Universal Prototype Transport for Zero-Shot Action Recognition and Localization

This work addresses the problem of recognizing action categories in videos when no training examples are available. The current state-of-the-art enables such a zero-shot recognition by learning universal mappings from videos to a semantic space, either trained on large-scale seen actions or on objects. While effective, we find that universal action and object mappings are biased to specific regions in the semantic space. These biases lead to a fundamental problem: many unseen action categories are simply never inferred during testing. For example on UCF-101, a quarter of the unseen actions are out of reach with a state-of-the-art universal action model. To that end, this paper introduces universal prototype transport for zero-shot action recognition. The main idea is to re-position the semantic prototypes of unseen actions by matching them to the distribution of all test videos. For universal action models, we propose to match distributions through a hyperspherical optimal transport from unseen action prototypes to the set of all projected test videos. The resulting transport couplings in turn determine the target prototype for each unseen action. Rather than directly using the target prototype as final result, we re-position unseen action prototypes along the geodesic spanned by the original and target prototypes as a form of semantic regularization. For universal object models, we outline a variant that defines target prototypes based on an optimal transport between unseen action prototypes and object prototypes. Empirically, we show that universal prototype transport diminishes the biased selection of unseen action prototypes and boosts both universal action and object models for zero-shot classification and spatio-temporal localization.

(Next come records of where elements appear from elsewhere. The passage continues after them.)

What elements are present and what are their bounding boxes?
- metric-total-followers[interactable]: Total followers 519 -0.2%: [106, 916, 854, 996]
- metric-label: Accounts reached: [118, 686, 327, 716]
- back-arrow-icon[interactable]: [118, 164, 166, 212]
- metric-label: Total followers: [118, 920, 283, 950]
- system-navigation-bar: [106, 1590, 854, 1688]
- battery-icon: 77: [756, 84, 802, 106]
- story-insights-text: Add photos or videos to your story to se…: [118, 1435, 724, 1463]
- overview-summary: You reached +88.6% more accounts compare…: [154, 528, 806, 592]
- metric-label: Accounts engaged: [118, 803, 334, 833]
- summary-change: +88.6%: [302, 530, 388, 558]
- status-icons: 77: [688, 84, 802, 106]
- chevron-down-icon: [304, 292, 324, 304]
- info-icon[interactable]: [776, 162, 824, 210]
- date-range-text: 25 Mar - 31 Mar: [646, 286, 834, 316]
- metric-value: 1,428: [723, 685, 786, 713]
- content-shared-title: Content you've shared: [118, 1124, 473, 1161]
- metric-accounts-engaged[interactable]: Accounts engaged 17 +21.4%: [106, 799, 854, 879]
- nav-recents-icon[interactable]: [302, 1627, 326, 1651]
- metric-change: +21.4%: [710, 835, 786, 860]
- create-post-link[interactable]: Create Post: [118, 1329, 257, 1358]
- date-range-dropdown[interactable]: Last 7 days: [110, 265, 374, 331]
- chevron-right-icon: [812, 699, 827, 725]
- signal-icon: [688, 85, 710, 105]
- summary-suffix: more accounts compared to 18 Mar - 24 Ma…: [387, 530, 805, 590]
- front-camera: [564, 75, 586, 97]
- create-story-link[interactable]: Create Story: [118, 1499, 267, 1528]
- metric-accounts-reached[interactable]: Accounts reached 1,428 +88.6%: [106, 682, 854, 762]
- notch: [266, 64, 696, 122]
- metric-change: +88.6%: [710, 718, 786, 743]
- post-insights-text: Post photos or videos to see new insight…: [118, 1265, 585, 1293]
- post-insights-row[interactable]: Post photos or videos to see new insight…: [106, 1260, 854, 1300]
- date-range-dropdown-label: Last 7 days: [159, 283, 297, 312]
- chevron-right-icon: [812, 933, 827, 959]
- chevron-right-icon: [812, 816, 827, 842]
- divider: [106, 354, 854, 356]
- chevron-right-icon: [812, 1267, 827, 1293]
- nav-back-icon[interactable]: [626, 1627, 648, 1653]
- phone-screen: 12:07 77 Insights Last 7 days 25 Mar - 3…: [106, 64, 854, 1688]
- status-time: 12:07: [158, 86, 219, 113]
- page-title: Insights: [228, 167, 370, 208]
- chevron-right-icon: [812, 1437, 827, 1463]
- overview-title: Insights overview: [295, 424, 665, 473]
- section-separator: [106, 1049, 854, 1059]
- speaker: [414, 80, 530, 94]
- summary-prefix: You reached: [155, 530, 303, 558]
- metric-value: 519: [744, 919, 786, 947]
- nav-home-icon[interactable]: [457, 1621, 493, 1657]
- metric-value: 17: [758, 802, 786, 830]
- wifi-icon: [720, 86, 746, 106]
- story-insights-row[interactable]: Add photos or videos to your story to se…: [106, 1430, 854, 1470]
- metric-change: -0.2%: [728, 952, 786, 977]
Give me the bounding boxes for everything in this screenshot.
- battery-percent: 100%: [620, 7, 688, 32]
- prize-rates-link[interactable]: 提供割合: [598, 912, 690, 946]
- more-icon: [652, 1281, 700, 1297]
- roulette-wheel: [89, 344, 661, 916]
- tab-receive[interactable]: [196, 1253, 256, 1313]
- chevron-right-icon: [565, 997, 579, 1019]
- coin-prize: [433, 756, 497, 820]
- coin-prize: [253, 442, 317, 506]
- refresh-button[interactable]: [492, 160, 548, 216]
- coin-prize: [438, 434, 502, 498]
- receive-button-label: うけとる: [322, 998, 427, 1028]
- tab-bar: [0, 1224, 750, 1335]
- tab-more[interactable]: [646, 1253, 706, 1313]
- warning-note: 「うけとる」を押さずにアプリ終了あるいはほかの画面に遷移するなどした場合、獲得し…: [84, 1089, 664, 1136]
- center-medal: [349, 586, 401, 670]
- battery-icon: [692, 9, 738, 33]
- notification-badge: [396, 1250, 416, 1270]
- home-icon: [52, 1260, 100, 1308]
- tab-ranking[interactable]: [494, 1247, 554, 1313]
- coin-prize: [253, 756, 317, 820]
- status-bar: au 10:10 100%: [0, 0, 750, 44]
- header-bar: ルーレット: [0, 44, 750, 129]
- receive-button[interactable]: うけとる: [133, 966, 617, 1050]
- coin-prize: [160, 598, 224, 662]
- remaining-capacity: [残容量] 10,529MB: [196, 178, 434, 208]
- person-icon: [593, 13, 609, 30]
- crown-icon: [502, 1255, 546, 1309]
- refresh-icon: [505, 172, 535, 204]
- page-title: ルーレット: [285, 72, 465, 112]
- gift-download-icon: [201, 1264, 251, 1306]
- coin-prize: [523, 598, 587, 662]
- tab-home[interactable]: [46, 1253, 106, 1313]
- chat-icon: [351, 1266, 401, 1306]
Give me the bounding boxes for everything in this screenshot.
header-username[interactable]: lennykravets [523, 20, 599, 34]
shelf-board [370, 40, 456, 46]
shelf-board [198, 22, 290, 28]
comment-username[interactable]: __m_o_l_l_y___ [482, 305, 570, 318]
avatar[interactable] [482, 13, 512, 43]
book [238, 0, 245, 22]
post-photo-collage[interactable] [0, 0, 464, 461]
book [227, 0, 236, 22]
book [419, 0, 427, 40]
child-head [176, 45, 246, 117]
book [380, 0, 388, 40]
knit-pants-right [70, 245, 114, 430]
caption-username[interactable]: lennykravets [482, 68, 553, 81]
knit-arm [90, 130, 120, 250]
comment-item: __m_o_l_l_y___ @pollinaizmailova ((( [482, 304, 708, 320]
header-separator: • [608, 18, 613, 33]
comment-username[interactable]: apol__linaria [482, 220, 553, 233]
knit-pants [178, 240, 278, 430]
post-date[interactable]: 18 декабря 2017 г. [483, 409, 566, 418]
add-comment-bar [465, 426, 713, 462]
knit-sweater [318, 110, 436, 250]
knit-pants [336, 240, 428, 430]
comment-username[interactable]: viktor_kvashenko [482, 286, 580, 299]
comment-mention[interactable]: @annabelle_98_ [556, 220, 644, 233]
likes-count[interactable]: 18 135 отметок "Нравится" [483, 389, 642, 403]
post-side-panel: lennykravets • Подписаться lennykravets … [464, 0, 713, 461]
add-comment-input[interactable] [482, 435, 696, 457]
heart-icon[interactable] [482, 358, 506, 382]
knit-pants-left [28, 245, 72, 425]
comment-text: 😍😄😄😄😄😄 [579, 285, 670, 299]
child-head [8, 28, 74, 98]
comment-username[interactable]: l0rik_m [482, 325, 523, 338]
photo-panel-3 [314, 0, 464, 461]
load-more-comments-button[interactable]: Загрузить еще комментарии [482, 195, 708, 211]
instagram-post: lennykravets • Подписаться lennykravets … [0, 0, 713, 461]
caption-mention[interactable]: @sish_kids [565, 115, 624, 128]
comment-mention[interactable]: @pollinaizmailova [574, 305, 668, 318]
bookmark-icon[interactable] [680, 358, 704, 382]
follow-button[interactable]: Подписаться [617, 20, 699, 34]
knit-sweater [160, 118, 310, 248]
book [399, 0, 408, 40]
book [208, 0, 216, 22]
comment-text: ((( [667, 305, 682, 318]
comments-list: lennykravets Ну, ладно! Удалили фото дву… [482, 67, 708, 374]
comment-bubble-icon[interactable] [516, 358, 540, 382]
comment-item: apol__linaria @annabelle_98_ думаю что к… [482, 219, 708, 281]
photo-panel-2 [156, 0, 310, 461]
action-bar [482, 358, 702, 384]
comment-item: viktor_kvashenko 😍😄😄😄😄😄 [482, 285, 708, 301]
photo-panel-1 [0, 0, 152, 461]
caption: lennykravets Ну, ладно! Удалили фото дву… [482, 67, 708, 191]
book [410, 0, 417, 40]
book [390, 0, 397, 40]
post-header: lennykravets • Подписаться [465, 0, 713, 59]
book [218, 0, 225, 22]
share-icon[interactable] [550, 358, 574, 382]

翻译：本工作针对无训练样本时视频中动作类别的识别问题。当前最先进的方法通过学习从视频到语义空间的通用映射（基于大规模可见动作或物体训练）实现零样本识别。尽管有效，我们发现通用动作与物体映射会偏向语义空间中的特定区域。这种偏差导致根本性问题：许多未见动作类别在测试中始终无法被推断。例如在UCF-101数据集上，使用最先进的通用动作模型时，四分之一的未见动作完全不可及。为此，本文提出了面向零样本动作识别的通用原型传输方法。其核心思想是通过将未见动作的语义原型与所有测试视频的分布对齐来重新定位这些原型。对于通用动作模型，我们提出通过超球面最优传输将未见动作原型映射至所有投影测试视频的集合，从而实现分布匹配。由此产生的传输耦合决定了每个未见动作的目标原型。为避免直接使用目标原型作为最终结果，我们沿原始原型与目标原型构成的测地线重新定位未见动作原型，以此作为语义正则化手段。对于通用物体模型，我们概述了一种变体方法：基于未见动作原型与物体原型间的最优传输定义目标原型。实验表明，通用原型传输能够减少未动作原型的偏选，并同时提升通用动作与物体模型在零样本分类与时空定位任务中的性能。